Nursing Process
Nursing Process
Nursing Process Overview
- The nursing process serves as an organizing framework for professional nursing practice.
- It mirrors the steps involved in scientific reasoning and problem-solving.
- It forms the bedrock for cultivating clinical decision-making skills.
- It functions as a tool for devising care plans for patients, families, communities, or populations.
- The nursing process is introduced early in students' professional identity formation as part of professional vocabulary and alongside the development of professional nursing practice.
- It is important to explore the distinction and relationship between the nursing process and clinical judgement.
ADPIE: The Five Steps
- The nursing process is commonly represented by the acronym ADPIE, which stands for:
- Assessment
- Diagnosis
- Planning
- Implementation
- Evaluation
Assessment and Nursing Diagnosis
Assessment
- Assessment is a systematic and dynamic process where nurses collect and analyze patient data, marking the initial step in delivering nursing care.

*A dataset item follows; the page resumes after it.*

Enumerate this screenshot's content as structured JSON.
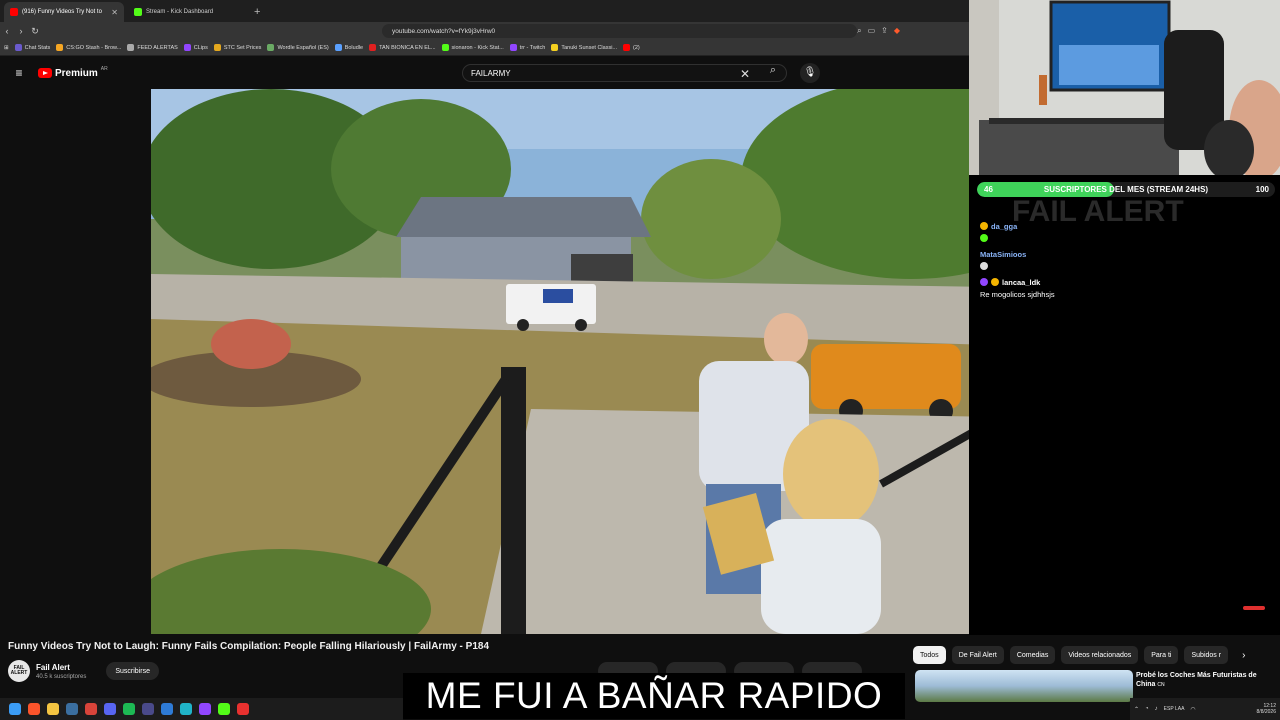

- Assessment encompasses not only physiological data but also psychological, sociocultural, spiritual, economic, and lifestyle factors.
Diagnosis
- Nursing diagnosis represents the nurse's clinical judgment concerning the patient's response to existing or potential health conditions or needs.
- It is the foundation upon which the nursing care plan is built.
- Historical Context: The North American Nursing Diagnosis Association (NANDA) was established in the 1970s to:
- Develop a standardized language.
- Create standardized nursing diagnoses based on a nurse's interpretation of assessment data.
Planning, Implementation, and Evaluation
Outcomes / Planning
- Drawing from the assessment and diagnosis, nurses define measurable and attainable goals for the patient, covering both short-term and long-term objectives.
- Assessment data, diagnosis, and goals are documented in the patient’s care plan, ensuring accessibility for nurses and other healthcare professionals involved in the patient’s care.
Implementation
- Nursing care is carried out as per the developed care plan.
- The overarching goal is to ensure continuity of care across various settings, including:
- Hospitals
- Outpatient primary care clinics
- Hospice facilities
- Schools
- Skilled nursing facilities
- Homes
- All care provided is documented in the patient's record.
Evaluation
- The patient’s condition and the effectiveness of the nursing care delivered are continuously evaluated.
- The care plan is revised as necessary, based on the evaluation outcomes.
Nursing Diagnosis: Components
- A nursing diagnosis typically consists of two or three parts:
- Diagnosis / Related To (RT)
- Defining Characteristics / Evidence or Symptoms (AEB or S)
- Diagnosis: Describes the human response to health conditions or life processes.
- Related To: Identifies the causes, contributing factors, or influences on the problem.
- Defining Characteristics or As Evidenced By: Represents observable signs and symptoms.
- Examples can be found in resources like the Ackley Nursing Diagnosis Handbook.
- These diagnoses have implications for interprofessional collaborative practice.
Evaluation: Goal Articulation
- Nurses define both short-term and long-term goals.
- Goals should be SMART:
- Specific
- Measurable
- Attainable
- Realistic
- Time-bound
- This approach ensures a patient-centered focus in nursing practice and care.
Patient-Centered Goals
- Diagnosis-specific treatment outcomes
- Reduction or maintenance of symptoms
- Reduction or maintenance of pain/suffering
- Knowledge and understanding of medical conditions or symptoms
- Maintenance of/improvement in physical or cognitive function
- Improvement in well-being and/or coping skills
- Maintenance of/increase in independence
- Maintenance of/improvement in quality of life
- Extension of life expectancy
- Renewal of hobbies and activities
- Ability to attend a specific function or event
- Inclusive of family and caregivers
Implications for Nursing Practice
- The nursing process is not linear, despite often being represented as a consecutive series of steps.
- Assessment and evaluation should occur continuously, contributing to a dynamic process grounded in clinical reasoning and judgment.
- This approach is vital for:
- Effective problem-solving
- Error prevention and minimizing patient harm
- Developing clinical judgment
- Integrated care planning
- Interprofessional practice
Vignette: Applying the Nursing Process
- Patient: Suzanne, a 74-year-old woman hospitalized with pneumonia.
- History: Weighed 152 pounds 10 months ago; current weight is 137 pounds.
- Complaints: Reports feeling tired, weak, and with hardly any energy.
- Vitals: HR 62, BP 113/65, RR 18, T = 101 degrees F.
- Other: Experiences dizziness when assisted from wheelchair to bed; uses a cane at home due to a stroke three years prior; lives alone; daughter visits several times each week.
- Task: Apply the nursing process to plan care for this patient in small groups.